28 and 30 Main Street in Peterborough formerly housed the Divine on Main wine bar and Twist ice cream. (Credit: Jesseca Timmons/Ledger-Transcript)


Ed Kania bought his Peterborough home in 2003. It started out as a vacation spot, a refuge for summers and holidays spent with family.

He and his wife Ann loved the town so much that they moved here permanently in 2019.

They loved what they saw — an intersection of nature, art and a unique downtown — as much as what they didn’t: a tourist-laden and gentrified destination like Cape Cod or Woodstock, Vermont.

“I love the unique, authentic, real but slightly gritty New Hampshire feel of Depot Square, and the merchants, and the way I feel when I walk around there,” Kania said.

It’s that love that spurred Kania to invest in several buildings downtown. In looking to secure a bright future for Peterborough and shaping the next decades of downtown life, he wanted a “seat at the table.”

Together with two other entities — one being Todd Enright, who is linked to the Hancock Inn, along with a handful of other people, and the other a high-profile, Boston-based investor — Kania formed Blue Finch Partners, a real-estate investment group that now owns four buildings at the heart of Peterborough.

Over the past few years, the group has purchased the Bar Harbor Bank building at 2 Main St.; the former site of diVINE on Main and Twist Italian Ice and Soft Serve at 28-32 Main St.; the old Fernald, Taft, Falby and Little law practice building at 14 Grove St.; and the former Nonie’s Restaurant & Bakery at 28 Grove St.

The “Nonie’s Building” at 28 Grove St. in Peterborough. (Credit: Jesseca Timmons/Ledger-Transcript)


Blue Finch, which Kania said is an equal, three-way split among the investors, has collectively paid more than $3 million for the buildings, according to property transfer records. It has also bought the Twelve Pine business, but not the building.

Kania said they are not currently in the market for any other properties.

 

The group hopes to inject more life into downtown Peterborough by using their new properties to renovate and add 10 to 12 market-rate rental units and eight other lodging units to the housing stock. They’re also exploring ideas for retailers for the ground floors of those buildings — maybe a flower shop, Kania said, or new restaurants. Bar Harbor Bank will stay put.

The building at 2 Main St. in Peterborough. (Credit: Jesseca Timmons/Ledger-Trasncript)


Kania said he’s inspired by many of the entrepreneurs who own shops downtown and the community events that have sprung up in recent years, but he worried about their future after the pandemic.

“If the downtown in a small New England community starts struggling, then the whole community begins to get hollowed out and also suffers,” Kania said. “It was also clear that Covid had been very hard on all downtown businesses and that worried me.”

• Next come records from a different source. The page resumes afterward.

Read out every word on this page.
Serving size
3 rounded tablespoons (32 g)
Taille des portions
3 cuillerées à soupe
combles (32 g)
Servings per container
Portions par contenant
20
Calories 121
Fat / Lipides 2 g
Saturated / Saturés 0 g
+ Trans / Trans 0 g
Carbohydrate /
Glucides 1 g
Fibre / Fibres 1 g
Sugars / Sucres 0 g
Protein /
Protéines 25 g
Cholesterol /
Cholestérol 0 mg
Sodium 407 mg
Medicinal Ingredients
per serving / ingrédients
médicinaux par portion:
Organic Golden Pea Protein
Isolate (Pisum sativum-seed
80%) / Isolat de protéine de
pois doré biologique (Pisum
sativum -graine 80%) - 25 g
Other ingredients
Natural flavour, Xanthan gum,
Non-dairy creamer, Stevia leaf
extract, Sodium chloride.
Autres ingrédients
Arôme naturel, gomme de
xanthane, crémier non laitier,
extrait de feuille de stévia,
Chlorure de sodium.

Apart from his ventures at Blue Finch, Kania said he and Ann hope to start a conversation about the future of downtown. He hailed the developments by Stan Fry and Cy Gregg years ago but also wants to consider the town’s well-being down the line.

Things have changed over the past decade, Kania said. With so much online shopping now, people can get almost anything they need with a few clicks. He believes that shops have a tougher time drawing people to Depot Square nowadays.

The “Fernald Building” at 14 Grove St. in Peterborough. (Credit: Jesseca Timmons/Ledger-Transcript)


“A challenge for all downtown businesses is that the space and the parking availability are tight enough that it’s harder to offer an experience,” Kania said, in the way that larger facilities can. “In my opinion, for downtown to succeed, the overall downtown has to become the experience for each individual business.”

Kania doesn’t purport to know all the answers, but he and others in Peterborough intend to form a community group to get people talking.

28-32 Main St. in Peterborough. (Credit: Jesseca Timmons/Ledger-Transcript)


“I don’t believe that we have any particular wisdom when it comes to what downtown Peterborough should be and look like over the next decade,” he said, “but I believe that we can participate with the community at large in beginning to ask and try to answer those questions more thoughtfully.”